Our results suggest that there is a role for NHS podiatrists in reducing the risk of falling among their patients. Although cost-effectiveness was demonstrated based on QALYs gained calculated via the EQ-5D and not necessarily on reducing falls, falls could potentially have a negative effect of patients’ quality of life and any intervention to improve this is valid. However, in terms of the current intervention, some of the podiatrists felt that additional podiatry contact was required to maximise compliance with the individual intervention components. There is the potential for the cost of the intervention to be further reduced if a podiatry assistant rather than the podiatrist undertook the assessment of participants’ footwear and the measuring, ordering and fitting of new footwear.

Implications for research

The impact of falls risk among these patients was relatively modest.
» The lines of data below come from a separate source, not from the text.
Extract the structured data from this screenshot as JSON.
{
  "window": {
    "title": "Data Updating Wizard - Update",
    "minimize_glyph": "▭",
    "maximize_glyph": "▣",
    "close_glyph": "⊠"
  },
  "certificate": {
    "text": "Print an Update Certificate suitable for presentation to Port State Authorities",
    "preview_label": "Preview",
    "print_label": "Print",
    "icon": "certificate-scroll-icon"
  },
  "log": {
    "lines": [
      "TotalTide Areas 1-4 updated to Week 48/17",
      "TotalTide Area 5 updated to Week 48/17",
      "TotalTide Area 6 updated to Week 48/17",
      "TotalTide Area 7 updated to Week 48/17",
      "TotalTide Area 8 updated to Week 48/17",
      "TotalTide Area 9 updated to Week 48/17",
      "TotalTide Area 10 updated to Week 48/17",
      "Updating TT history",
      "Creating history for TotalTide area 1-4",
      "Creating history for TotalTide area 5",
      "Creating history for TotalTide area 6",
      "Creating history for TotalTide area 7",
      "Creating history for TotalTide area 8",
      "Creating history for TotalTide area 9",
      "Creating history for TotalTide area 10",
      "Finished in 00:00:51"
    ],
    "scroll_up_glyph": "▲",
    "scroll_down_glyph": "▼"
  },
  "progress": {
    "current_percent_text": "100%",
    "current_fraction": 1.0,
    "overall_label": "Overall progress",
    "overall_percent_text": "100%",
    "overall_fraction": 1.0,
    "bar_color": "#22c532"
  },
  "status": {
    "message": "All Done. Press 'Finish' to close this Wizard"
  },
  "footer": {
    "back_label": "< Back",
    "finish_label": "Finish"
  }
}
As falls are a major source of morbidity in an older population, research into combining different interventions to develop a more effective overall strategy might be worth pursuing. Further research could also examine the risk and cost of falls in other populations or settings (e.g. people with neuropathy or residential aged care facilities). Additionally, the intervention could be tested in populations deemed to be at high risk of falling.

There is evidence to suggest that exercise is an effective falls prevention strategy, and it may be the case that it is equally, or possibly more, effective when demonstrated to patients in group sessions, as opposed to one on one. This would have the additional benefit of being cheaper to deliver and, therefore, being more cost-effective. Further research could be undertaken to test the clinical effectiveness and cost-effectiveness of a group exercise programme, which could also investigate whether or not the intervention could be delivered equally effectively across the professional boundaries of podiatry and physiotherapy. Alternatively, further research into the intensity of the exercise could be undertaken to see how much is actually needed.